“You still reach them with imagination; you still reach them with love,” Baker said. “It was through imagination with many a young person that we got airplanes, telephones, motion pictures, you name it — it came through imagination first.” – Bob Baker
A vibrant imagination needs a good work out too, and soon there might be one less place in Los Angeles to exercise it.
The bad economy and new technologies have endangered a special nook in Downtown Los Angeles. Hidden away near an overpass sits a white block building, Bob Baker’s Marionette Theater, with a 50 year history of producing magic out of wood and strings.
Bob Baker started his marionette theater in 1953. Now registered as a historical landmark by the city of Los Angeles, it’s the longest running puppet theater in the US. Over the past decade, with the passing of business partner, Alton Wood, the digital advancements in movie effects, and the lack of public school funds for group field trips, the puppets are in serious trouble of abandonment.
Bob Baker, now close to 90 years old, is selling the theater, but not without putting up a fight to save both his theater and puppetry school.
According to the LA Times:
The total listing price for the five lots located on the corner of Glendale and First streets is listed at $2.05 million on Loopnet. This includes two vacant lots, the theater, storage and the corner parking lot.
Baker said he hopes that someone purchases the land with a lease-back option. Since the listing has been posted, Baker said they’ve already received calls from a few interested buyers. Baker’s also open to taking on an associate partner, or any other arrangements that could keep the theater in business, he said.

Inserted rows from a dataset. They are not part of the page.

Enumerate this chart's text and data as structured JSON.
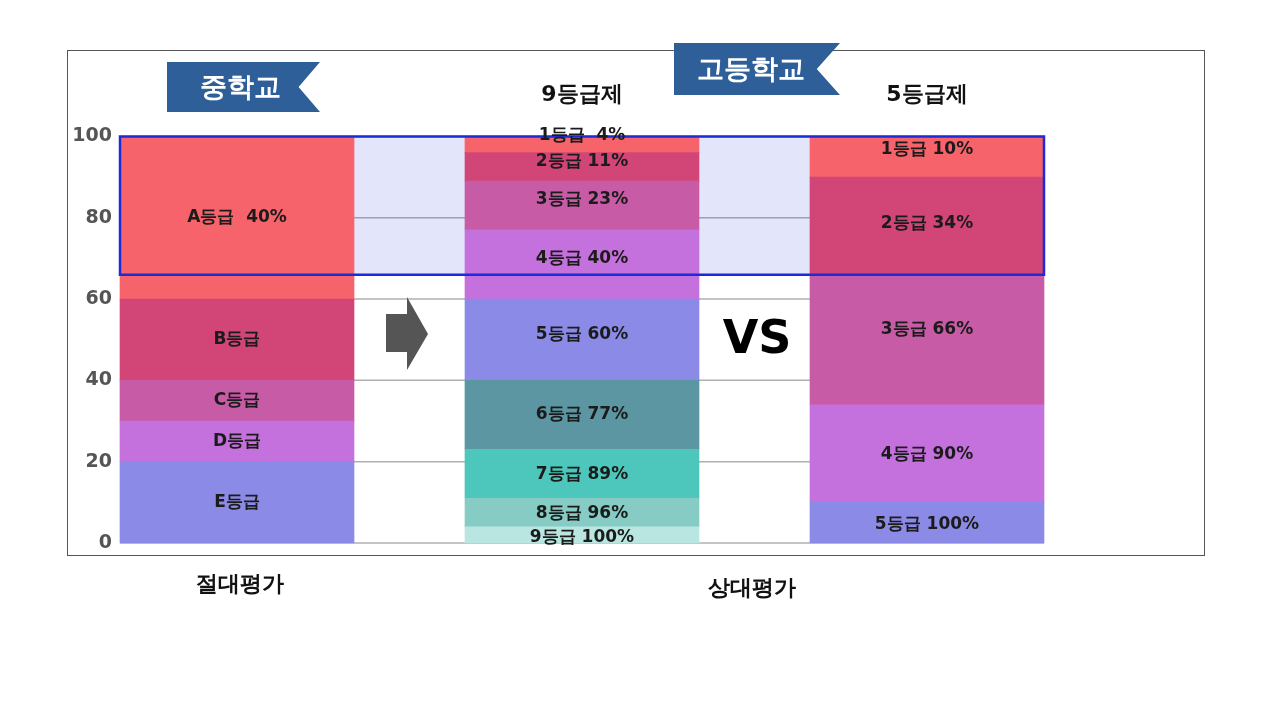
{
  "chart_data": {
    "type": "bar",
    "stacked": true,
    "categories": [
      null,
      "9등급제",
      "5등급제"
    ],
    "series": [
      {
        "values": [
          20,
          4,
          10
        ],
        "colors": [
          "#8b8ae6",
          "#b9e6e1",
          "#8b8ae6"
        ],
        "value_labels": [
          "E등급",
          null,
          null
        ]
      },
      {
        "values": [
          10,
          7,
          24
        ],
        "colors": [
          "#c571dd",
          "#87cbc5",
          "#c571dd"
        ],
        "value_labels": [
          "D등급",
          null,
          null
        ]
      },
      {
        "values": [
          10,
          12,
          32
        ],
        "colors": [
          "#c75ba6",
          "#4dc7bb",
          "#c75ba6"
        ],
        "value_labels": [
          "C등급",
          null,
          null
        ]
      },
      {
        "values": [
          20,
          17,
          24
        ],
        "colors": [
          "#d14677",
          "#5b96a2",
          "#d14677"
        ],
        "value_labels": [
          "B등급",
          null,
          null
        ]
      },
      {
        "values": [
          40,
          20,
          10
        ],
        "colors": [
          "#f7636b",
          "#8b8ae6",
          "#f7636b"
        ],
        "value_labels": [
          "A등급  40%",
          null,
          null
        ]
      },
      {
        "values": [
          null,
          17,
          null
        ],
        "colors": [
          null,
          "#c571dd",
          null
        ]
      },
      {
        "values": [
          null,
          12,
          null
        ],
        "colors": [
          null,
          "#c75ba6",
          null
        ]
      },
      {
        "values": [
          null,
          7,
          null
        ],
        "colors": [
          null,
          "#d14677",
          null
        ]
      },
      {
        "values": [
          null,
          4,
          null
        ],
        "colors": [
          null,
          "#f7636b",
          null
        ]
      }
    ],
    "ylim": [
      0,
      100
    ],
    "yticks": [
      0,
      20,
      40,
      60,
      80,
      100
    ],
    "grid": "y",
    "bands": [
      {
        "axis": "y",
        "from": 66,
        "to": 100,
        "color": "#1c2bd9"
      }
    ],
    "annotations": [
      "중학교",
      "고등학교",
      "절대평가",
      "상대평가",
      "VS",
      "1등급  4%",
      "2등급 11%",
      "3등급 23%",
      "4등급 40%",
      "5등급 60%",
      "6등급 77%",
      "7등급 89%",
      "8등급 96%",
      "9등급 100%",
      "1등급 10%",
      "2등급 34%",
      "3등급 66%",
      "4등급 90%",
      "5등급 100%"
    ]
  }
}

While you might not be able to afford purchasing a 2 million dollar theater, you can still make a charitable donation to keep Bob Baker’s Marionettes alive, at “Network for Good”.
Marionettes are completely fascinating – inanimate cartoons brought to life by faceless puppeteers, perhaps this is also the reason puppets can be irksome and down-right creepy, but in a fantastic, Roald Dahl kind of way. From a 300 year old Punch and Judy show, to Jim Henson’s The Dark Crystal, or a more recent portrayal in Being John Malkovitch, Marionettes give us a mythic and rich perspective on the world we’ve crafted and been crafted by, both the good and the bad. It’s a microcosm for all the world is and can be.
And it all happens to be housed in a time-capsule theater, hidden near an overpass, in Downtown Los Angeles, made with wood, and moved by strings. And while adults can appreciate Bob Baker’s Marionettes, only children can unlock its secrets through their own budding imagination.